Once students have mastered the vocabulary, they can then apply it in more rigorous activities such as role-playing simulations. To teach about the North American Free Trade Agreement (NAFTA), I use a lesson that I obtained at a GCEE workshop. Students research NAFTA record their evidence of learning in their interactive student notebooks. They assume different roles of and carry out functions of NAFTA as it applies to a fictitious multi-national aerospace company. For each country, students walk into the classroom to the national anthem of that country. When they are in Canada, they design the airplane. The wings and tail of the plane are made in Mexico and the plane is assembled and tested in the United States. 

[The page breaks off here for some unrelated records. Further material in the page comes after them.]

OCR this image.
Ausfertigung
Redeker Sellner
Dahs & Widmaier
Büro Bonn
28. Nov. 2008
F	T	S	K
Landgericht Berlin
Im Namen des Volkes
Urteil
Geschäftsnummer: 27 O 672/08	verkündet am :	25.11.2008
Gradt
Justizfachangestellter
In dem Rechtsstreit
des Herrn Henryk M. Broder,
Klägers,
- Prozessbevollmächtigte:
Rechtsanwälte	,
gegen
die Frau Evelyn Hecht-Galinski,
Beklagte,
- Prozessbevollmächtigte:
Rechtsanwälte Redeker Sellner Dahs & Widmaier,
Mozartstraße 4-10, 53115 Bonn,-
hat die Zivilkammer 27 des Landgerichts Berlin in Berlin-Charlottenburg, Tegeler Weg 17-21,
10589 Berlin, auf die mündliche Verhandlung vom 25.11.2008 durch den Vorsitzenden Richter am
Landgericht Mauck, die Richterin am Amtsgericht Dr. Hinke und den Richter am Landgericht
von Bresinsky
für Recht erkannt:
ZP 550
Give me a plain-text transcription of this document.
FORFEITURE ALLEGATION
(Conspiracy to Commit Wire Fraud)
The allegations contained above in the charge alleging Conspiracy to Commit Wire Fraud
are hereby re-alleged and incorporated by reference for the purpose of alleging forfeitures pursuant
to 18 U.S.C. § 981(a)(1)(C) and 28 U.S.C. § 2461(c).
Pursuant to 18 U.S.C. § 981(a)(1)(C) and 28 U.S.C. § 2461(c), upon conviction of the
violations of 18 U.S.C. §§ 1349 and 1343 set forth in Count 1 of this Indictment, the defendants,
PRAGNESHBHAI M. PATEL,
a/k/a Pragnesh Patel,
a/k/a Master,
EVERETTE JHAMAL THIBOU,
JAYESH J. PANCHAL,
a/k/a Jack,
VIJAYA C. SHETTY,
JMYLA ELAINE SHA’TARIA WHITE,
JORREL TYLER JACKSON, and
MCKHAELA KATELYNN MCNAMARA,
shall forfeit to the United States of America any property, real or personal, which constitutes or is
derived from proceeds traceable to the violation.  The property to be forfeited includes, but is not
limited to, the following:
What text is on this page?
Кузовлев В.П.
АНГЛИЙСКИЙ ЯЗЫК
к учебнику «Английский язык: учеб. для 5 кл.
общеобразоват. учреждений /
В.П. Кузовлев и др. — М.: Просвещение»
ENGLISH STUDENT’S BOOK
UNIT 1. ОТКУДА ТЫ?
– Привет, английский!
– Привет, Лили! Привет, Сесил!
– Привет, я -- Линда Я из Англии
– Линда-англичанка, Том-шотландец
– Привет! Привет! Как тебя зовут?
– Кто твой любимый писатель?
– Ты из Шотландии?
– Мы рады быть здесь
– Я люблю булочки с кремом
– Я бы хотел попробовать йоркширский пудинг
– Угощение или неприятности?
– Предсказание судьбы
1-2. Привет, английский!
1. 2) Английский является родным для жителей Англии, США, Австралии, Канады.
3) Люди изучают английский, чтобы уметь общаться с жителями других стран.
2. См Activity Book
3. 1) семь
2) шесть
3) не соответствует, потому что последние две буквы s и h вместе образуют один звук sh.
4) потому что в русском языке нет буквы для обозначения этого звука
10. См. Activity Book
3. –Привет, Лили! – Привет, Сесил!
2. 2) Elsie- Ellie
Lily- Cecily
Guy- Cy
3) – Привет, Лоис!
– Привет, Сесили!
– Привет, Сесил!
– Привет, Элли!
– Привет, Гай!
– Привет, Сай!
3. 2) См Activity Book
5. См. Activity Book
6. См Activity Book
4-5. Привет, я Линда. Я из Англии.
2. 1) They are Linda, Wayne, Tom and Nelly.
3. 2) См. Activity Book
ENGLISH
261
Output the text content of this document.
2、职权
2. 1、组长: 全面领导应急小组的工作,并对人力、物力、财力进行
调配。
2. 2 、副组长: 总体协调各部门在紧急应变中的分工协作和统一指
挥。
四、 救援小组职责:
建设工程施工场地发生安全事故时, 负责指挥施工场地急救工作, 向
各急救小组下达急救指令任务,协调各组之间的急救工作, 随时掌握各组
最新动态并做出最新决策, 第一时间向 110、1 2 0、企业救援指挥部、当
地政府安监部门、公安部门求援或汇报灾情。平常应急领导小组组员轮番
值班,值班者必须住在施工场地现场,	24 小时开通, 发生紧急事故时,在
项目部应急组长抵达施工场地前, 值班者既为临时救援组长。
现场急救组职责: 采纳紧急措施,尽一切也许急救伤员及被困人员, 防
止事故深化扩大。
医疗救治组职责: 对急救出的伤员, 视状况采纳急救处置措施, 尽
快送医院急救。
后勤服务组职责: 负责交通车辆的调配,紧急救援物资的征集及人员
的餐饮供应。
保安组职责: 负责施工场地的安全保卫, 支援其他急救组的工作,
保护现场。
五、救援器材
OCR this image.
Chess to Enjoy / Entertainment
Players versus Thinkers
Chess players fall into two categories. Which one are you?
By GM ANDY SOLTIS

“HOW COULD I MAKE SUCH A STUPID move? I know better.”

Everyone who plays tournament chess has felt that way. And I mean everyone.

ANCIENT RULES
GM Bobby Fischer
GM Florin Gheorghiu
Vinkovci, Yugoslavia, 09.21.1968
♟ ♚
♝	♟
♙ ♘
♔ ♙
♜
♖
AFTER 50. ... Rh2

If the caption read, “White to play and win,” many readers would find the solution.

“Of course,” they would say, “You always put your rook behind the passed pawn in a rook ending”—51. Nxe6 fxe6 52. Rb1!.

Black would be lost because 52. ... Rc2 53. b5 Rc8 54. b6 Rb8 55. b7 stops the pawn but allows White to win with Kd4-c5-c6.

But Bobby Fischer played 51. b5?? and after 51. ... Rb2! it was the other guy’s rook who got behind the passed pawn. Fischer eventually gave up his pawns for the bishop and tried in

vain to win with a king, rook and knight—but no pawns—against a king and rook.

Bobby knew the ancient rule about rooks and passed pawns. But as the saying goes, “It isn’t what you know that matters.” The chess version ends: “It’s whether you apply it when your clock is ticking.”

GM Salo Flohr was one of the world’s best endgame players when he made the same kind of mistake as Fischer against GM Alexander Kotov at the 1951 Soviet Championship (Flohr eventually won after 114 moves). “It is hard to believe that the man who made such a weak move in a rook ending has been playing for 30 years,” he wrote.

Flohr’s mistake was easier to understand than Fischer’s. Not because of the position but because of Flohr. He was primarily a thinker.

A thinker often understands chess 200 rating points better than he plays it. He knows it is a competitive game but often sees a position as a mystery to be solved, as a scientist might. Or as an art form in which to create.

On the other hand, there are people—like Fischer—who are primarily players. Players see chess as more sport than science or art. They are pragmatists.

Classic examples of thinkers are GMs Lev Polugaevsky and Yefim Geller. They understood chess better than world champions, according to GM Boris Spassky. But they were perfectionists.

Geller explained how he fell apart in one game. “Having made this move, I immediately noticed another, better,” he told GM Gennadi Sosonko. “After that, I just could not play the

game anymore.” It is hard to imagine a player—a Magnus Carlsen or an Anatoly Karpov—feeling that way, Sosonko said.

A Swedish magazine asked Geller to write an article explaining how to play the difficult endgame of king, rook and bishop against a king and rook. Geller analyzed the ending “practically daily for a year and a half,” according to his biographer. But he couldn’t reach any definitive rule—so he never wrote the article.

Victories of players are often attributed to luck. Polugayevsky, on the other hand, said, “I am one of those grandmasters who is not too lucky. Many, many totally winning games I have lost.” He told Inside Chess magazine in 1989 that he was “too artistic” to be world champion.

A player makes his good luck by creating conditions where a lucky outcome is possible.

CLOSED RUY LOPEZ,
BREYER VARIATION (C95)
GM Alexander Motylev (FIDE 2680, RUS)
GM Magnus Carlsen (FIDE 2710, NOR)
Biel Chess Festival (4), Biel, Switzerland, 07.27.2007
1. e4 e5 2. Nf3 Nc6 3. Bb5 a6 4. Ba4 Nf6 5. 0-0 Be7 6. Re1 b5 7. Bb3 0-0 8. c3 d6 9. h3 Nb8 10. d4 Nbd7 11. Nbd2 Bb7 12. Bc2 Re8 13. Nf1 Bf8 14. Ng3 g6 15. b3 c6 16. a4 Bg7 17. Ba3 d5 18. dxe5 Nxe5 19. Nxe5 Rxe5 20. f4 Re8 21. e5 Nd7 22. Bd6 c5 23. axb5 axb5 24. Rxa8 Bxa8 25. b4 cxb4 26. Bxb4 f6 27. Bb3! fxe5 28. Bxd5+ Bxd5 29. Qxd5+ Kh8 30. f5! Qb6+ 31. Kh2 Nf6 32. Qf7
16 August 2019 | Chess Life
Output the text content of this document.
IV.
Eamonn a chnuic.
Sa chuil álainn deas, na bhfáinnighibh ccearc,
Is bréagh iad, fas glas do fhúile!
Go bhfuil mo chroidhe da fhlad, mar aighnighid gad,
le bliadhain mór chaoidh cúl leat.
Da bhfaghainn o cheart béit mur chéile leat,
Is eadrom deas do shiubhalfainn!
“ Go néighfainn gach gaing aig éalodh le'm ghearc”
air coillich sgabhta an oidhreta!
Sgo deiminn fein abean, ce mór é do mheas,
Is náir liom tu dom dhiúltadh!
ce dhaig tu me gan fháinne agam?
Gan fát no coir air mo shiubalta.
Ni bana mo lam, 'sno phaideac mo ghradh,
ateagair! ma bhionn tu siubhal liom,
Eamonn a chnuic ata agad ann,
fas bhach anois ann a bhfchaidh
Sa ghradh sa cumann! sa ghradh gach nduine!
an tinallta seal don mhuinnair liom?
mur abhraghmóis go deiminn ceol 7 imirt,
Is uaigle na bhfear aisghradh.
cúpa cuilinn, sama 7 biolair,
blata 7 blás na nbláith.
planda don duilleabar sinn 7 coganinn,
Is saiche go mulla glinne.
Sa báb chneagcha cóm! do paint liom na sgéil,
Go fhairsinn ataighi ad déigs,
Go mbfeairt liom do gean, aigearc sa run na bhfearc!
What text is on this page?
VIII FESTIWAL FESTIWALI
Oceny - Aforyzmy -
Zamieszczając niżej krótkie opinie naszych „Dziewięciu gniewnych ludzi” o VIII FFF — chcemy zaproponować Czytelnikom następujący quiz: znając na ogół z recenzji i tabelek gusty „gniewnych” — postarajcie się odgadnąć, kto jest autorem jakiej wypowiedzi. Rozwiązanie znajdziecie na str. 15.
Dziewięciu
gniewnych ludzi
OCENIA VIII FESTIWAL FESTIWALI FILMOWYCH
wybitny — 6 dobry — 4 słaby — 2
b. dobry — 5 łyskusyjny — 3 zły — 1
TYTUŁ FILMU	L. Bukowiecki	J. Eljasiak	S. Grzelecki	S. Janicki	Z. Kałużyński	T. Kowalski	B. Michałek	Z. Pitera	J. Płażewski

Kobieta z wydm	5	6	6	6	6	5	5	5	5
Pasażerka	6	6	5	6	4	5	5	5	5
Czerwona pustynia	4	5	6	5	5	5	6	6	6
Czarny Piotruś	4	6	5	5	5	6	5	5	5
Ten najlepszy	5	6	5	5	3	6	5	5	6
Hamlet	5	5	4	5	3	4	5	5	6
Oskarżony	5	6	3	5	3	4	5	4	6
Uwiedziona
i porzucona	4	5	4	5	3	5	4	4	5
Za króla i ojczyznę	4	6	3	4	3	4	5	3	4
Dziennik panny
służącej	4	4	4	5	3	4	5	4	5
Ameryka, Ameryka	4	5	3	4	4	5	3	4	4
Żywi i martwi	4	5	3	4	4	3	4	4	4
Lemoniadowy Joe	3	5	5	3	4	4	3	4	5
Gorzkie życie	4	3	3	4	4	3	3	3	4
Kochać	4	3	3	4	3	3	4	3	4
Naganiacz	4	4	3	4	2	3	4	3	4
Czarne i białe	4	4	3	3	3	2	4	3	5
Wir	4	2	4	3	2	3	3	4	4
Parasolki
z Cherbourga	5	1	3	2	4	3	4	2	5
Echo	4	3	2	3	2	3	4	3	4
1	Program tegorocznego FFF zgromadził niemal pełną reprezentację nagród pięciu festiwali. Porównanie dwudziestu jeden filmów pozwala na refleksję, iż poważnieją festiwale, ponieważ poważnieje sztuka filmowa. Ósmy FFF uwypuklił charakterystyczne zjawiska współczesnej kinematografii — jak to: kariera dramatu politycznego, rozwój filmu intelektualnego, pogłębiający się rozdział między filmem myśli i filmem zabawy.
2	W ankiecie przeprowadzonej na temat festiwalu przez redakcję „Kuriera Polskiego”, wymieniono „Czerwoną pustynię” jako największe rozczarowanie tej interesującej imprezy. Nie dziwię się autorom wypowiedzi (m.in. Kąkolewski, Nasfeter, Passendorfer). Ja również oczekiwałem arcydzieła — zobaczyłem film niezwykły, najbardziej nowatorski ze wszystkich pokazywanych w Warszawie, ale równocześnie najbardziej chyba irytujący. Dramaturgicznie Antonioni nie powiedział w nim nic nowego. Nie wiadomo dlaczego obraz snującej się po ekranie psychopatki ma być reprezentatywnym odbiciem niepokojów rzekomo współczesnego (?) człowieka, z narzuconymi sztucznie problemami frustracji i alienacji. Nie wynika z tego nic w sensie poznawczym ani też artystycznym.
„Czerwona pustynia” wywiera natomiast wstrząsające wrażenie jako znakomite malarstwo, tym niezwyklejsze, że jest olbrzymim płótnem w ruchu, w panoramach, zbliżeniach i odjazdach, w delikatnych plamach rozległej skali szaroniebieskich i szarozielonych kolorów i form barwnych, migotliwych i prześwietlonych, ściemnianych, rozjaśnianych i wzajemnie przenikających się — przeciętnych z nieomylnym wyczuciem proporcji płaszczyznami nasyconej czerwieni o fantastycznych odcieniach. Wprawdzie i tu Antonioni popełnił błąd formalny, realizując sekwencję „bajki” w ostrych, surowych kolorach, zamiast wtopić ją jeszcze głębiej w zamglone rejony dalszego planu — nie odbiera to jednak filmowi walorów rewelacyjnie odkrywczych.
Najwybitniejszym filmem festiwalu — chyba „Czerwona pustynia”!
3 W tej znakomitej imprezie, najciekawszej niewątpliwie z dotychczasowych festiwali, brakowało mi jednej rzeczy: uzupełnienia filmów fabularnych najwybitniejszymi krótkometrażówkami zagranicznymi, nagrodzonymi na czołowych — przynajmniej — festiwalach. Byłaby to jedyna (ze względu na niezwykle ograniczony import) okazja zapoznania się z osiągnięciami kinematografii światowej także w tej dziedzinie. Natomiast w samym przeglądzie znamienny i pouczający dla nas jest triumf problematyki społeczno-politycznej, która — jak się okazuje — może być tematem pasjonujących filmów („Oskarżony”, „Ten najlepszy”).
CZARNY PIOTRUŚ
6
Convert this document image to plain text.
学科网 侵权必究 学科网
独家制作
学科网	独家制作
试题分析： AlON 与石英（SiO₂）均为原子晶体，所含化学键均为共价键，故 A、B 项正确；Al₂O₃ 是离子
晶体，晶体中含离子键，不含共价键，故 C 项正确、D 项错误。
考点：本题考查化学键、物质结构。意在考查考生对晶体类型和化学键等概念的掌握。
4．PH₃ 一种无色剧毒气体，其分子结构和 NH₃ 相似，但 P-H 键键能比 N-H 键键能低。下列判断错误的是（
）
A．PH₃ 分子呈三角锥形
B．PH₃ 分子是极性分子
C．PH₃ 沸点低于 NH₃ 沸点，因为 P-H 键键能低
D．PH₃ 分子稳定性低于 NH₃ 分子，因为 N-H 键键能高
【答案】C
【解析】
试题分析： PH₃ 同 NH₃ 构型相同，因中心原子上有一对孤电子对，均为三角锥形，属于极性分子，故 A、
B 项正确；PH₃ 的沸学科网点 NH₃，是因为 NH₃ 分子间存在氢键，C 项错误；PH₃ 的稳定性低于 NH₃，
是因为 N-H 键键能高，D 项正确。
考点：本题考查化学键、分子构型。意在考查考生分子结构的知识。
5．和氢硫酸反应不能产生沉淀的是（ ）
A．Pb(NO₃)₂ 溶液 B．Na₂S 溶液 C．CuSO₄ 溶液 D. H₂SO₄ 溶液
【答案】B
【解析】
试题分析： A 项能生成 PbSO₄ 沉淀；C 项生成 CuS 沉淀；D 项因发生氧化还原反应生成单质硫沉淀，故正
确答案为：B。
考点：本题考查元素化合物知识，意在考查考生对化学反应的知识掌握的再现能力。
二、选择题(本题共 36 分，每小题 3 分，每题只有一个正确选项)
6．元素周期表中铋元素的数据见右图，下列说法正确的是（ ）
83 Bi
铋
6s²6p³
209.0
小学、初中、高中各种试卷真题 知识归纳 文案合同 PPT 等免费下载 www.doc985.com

I want my students to be challenged, engaged and have fun. I also want them to develop a love for learning just as I have. While my students are learning and having fun, they are inevitably being prepared for their future as producers, consumers and workers. I am thankful to the Georgia Council on Economic Education for its workshops and resources that brought my economic units to life. In preparation for the new school year I challenge you to take a look at your own curriculum. Are there topics you teach that could use a little spicing up?  Tap into your personal and professional passions by asking: “Why did I become a teacher?” “What do I love most about the subject(s) I teach?” “What do I enjoy doing outside of teaching?” Find workshops and or resources that incorporate your passions so that you can bring joy, excitement and enthusiasm every day to your students!


My students celebrating OUR 2017 Georgia Economics Teacher of the Year Award and press coverage!